With 5 kids in 4H, the livestock inventory swelled to include rabbits, sheep and at one point pheasants, quail and a couple of deeply disagreeable white geese. She was deeply dedicated to 4H, serving as the General Leader for the Rocking 4H club for 20 years.
As the children advanced in school, Mary went to work at the Safari Motel in Limon, returning home each day in time for the afternoon chores and substantially run the operations of the ranch. Over the years, Mary also worked as a cook at Prairie View, Fireside Café and JC’s Deli. .( As the children advanced through school, Mary worked at local motels; and as a cook and baker at local restaurants, as well as a dietary coordinator at Prairie View Nursing Home.
Mary was a lifelong member of Our Lady of Victory Catholic Church and active in the Ladies’ Sodality during her younger years. She and Leonard financially supported seminarians, numerous ‘adopted’ children overseas and other charities. She was an avid music lover, who encouraged that same love in her children. She could be heard playing piano in stolen moments throughout her life, even into her later years as aging hands tried to deny her.
Holidays were a paramount observance and Mary poured dozens of hours into preparation of a progression of seasonally specific meals leading up to and on Christmas, Easter and Thanksgiving. With each annual repetition, her family was treated to the benefits of her years as a pastry chef and baker as well as the produce of the gardens and pastures. The annual 4th of July family reunion was another seasonal benchmark, preceded by a day of preparing picnic food and making ice-cream. The tradition was established in her childhood and thrived under her curation. Immediate, extended and ‘adopted’ family members, will all fondly recall the decades of summer picnics, only a few of which were rained-out.
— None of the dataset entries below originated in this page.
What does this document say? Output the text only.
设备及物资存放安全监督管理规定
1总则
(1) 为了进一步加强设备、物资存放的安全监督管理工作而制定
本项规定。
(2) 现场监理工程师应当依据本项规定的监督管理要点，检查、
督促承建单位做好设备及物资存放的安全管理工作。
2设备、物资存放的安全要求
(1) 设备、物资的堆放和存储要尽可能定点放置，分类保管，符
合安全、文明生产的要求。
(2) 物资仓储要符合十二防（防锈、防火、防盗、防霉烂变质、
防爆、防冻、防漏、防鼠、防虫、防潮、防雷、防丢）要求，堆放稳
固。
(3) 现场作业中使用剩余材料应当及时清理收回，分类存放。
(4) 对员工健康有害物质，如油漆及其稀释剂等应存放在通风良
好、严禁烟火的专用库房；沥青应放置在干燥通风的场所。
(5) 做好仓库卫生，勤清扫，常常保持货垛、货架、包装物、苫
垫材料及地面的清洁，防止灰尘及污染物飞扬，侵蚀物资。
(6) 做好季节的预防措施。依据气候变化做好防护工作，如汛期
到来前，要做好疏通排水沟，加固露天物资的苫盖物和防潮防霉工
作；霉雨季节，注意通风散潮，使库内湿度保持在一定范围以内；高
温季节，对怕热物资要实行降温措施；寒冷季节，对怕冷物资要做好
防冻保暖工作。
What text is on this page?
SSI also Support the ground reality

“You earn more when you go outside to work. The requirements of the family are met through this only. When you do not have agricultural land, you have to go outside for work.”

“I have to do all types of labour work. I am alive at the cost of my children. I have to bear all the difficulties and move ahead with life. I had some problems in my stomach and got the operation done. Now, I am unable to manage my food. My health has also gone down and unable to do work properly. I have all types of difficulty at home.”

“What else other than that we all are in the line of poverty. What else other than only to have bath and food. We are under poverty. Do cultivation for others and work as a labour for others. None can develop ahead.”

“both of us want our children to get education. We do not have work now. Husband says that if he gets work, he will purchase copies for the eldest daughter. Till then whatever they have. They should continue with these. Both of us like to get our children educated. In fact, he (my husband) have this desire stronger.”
Through the course of fifty five years as a ranch wife and mother, Mary ran a constantly humming kitchen, mid-wifed cattle and sheep, performed emergency first aid for a broad range of veterinary and pediatric injuries and ongoing maladies, managed the lives and schedules of 5 growing kids, mentored them in 4H, school and music; was counselor and confidant, chauffeur, cook and constable; butcher, baker, barber; housekeeper and dispenser of ‘hell-to-pay’. She was Mom, Grandma, Aunt, friend and wife. We will treasure always her unflagging effort and constant support and love.
She is preceded in death by her parents, by her seven brothers and sisters; Louise Claypoole, Harry Scherrer, Margaret Mohatt, Elmer Scherrer, Irma Williamson, Hugh Scherrer and Donald Scherrer; her Nephew Bob Mohatt, her niece, Kathy McEowen and one grandchild, Leonard Paul Bucanhao Calkum.
She is survived by her husband, Leonard, five children: Julie Elliott and husband Thom, Steve and wife Liza, Rodney and wife Tasha, Nanette Peeters and husband Pete, and Elon and wife Indira; 10 Grandchildren, and numerous nieces, nephews and extended family.